I was cold and wet (typical british seaside visit), unintentionally gave them my mummy stare and they picked up the cans and gave them to a member of staff to get rid of...

Wouldn't it be great if it was always that easy?

banglesandbeads Wed 03-Sep-08 10:18:50

DS who is 7 made me laugh yesterday.

I kept asking him to get dressed in a calm manner and then lost it after about the 15th time and shouted

"get dressed now"

His reply

"You are the rudest girl I have ever met"
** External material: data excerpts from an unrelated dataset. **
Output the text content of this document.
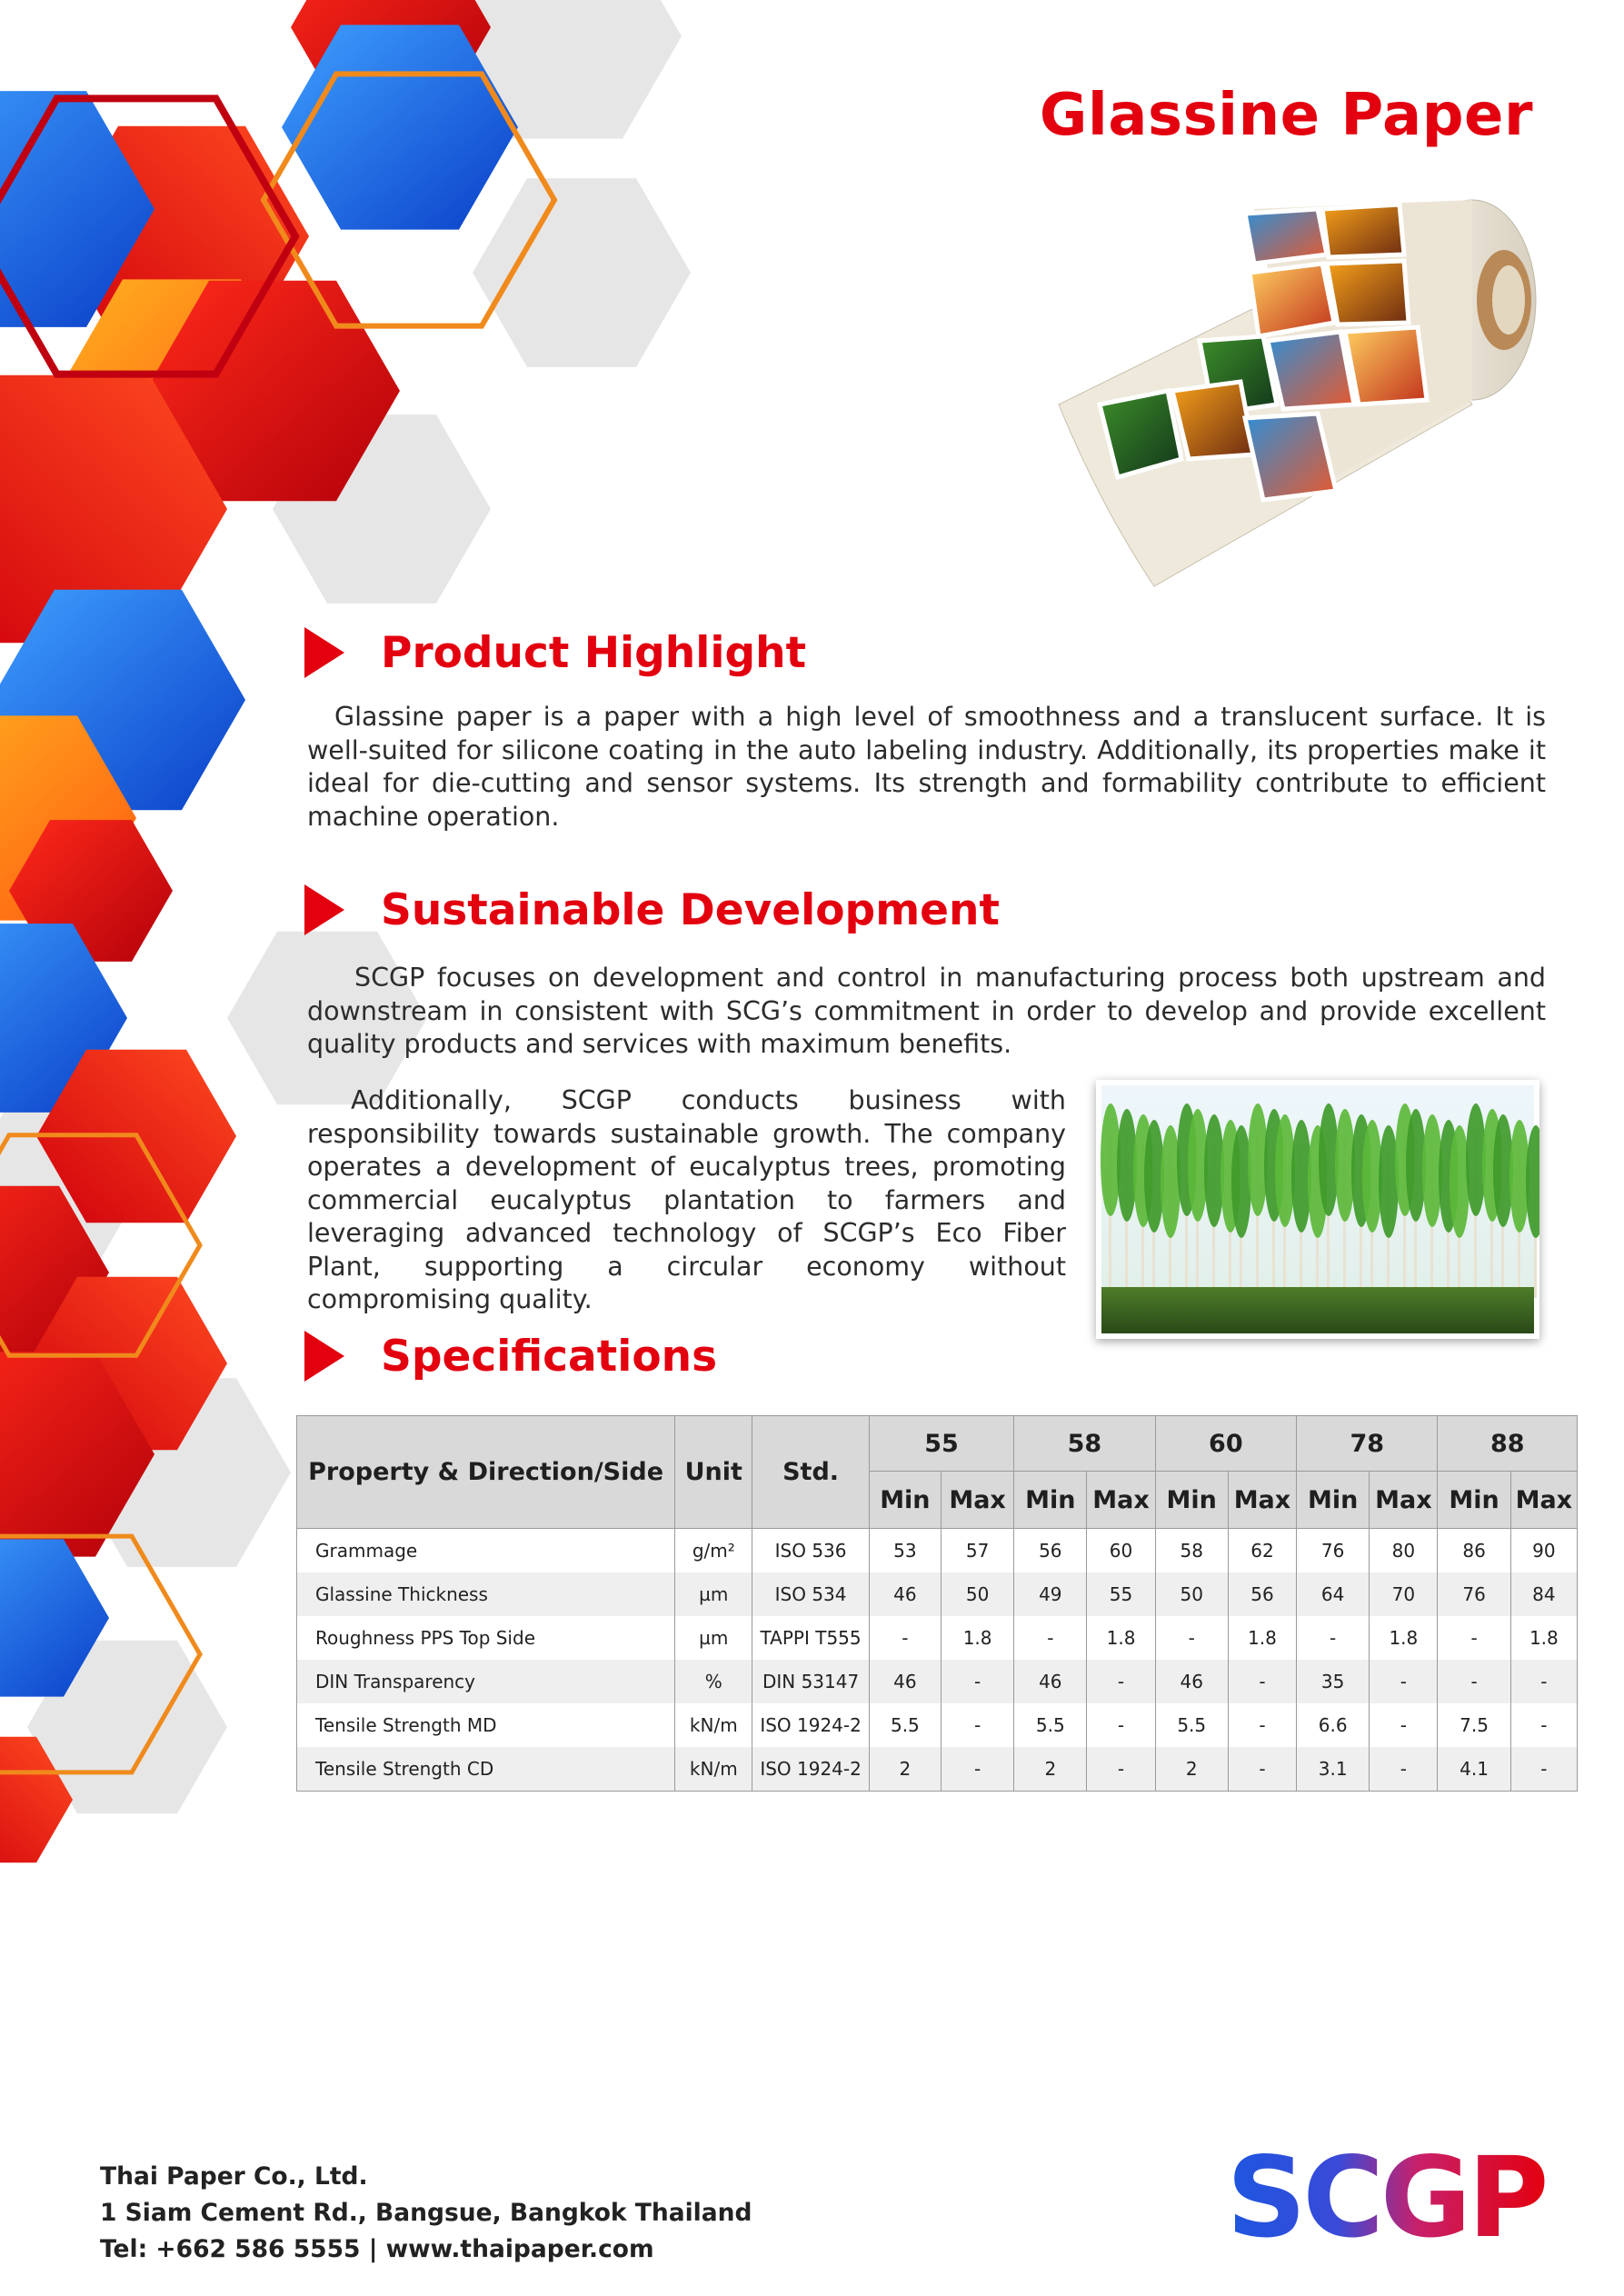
Glassine Paper
Product Highlight

Glassine paper is a paper with a high level of smoothness and a translucent surface. It is well-suited for silicone coating in the auto labeling industry. Additionally, its properties make it ideal for die-cutting and sensor systems. Its strength and formability contribute to efficient machine operation.

Sustainable Development

SCGP focuses on development and control in manufacturing process both upstream and downstream in consistent with SCG’s commitment in order to develop and provide excellent quality products and services with maximum benefits.

Additionally, SCGP conducts business with responsibility towards sustainable growth. The company operates a development of eucalyptus trees, promoting commercial eucalyptus plantation to farmers and leveraging advanced technology of SCGP’s Eco Fiber Plant, supporting a circular economy without compromising quality.

Specifications
Property & Direction/Side	Unit	Std.	55		58		60		78		88	
			Min	Max	Min	Max	Min	Max	Min	Max	Min	Max
Grammage	g/m²	ISO 536	53	57	56	60	58	62	76	80	86	90
Glassine Thickness	µm	ISO 534	46	50	49	55	50	56	64	70	76	84
Roughness PPS Top Side	µm	TAPPI T555	-	1.8	-	1.8	-	1.8	-	1.8	-	1.8
DIN Transparency	%	DIN 53147	46	-	46	-	46	-	35	-	-	-
Tensile Strength MD	kN/m	ISO 1924-2	5.5	-	5.5	-	5.5	-	6.6	-	7.5	-
Tensile Strength CD	kN/m	ISO 1924-2	2	-	2	-	2	-	3.1	-	4.1	-
Thai Paper Co., Ltd.
1 Siam Cement Rd., Bangsue, Bangkok Thailand
Tel: +662 586 5555 | www.thaipaper.com	SCGP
Made me smile as I have'nt been called a girl for a long time .smile

oneplusone Wed 03-Sep-08 16:03:35

Great thread, am LOL! I am finding my patience wearing very thin now it's nearly the end of the holidays. Just one more day and then DD is back at school, but i think the last day might just be the end of me. It's DD INCESSCENT talking, questions and pestering(sp?) that drive me MAD. I constantly bribe/threaten loss of treats/going out to try and get even 5 minutes of peace but it doesn't work. She seems to have a memory like a sieve, the bribe will work for about 2 seconds then she forgets and starts pestering/whining/whinging again.

oneplusone Wed 03-Sep-08 16:07:16

I bumped into another mum whilst out today and said i was so glad the kids were back at achool on Friday. She said she would be sad when they go back and I told her she was mad and walked off!

I used to feel bad when i met mums who seemed to enjoy the summer hols but now i honestly think there is something wrong with them and i am the only one who is sane!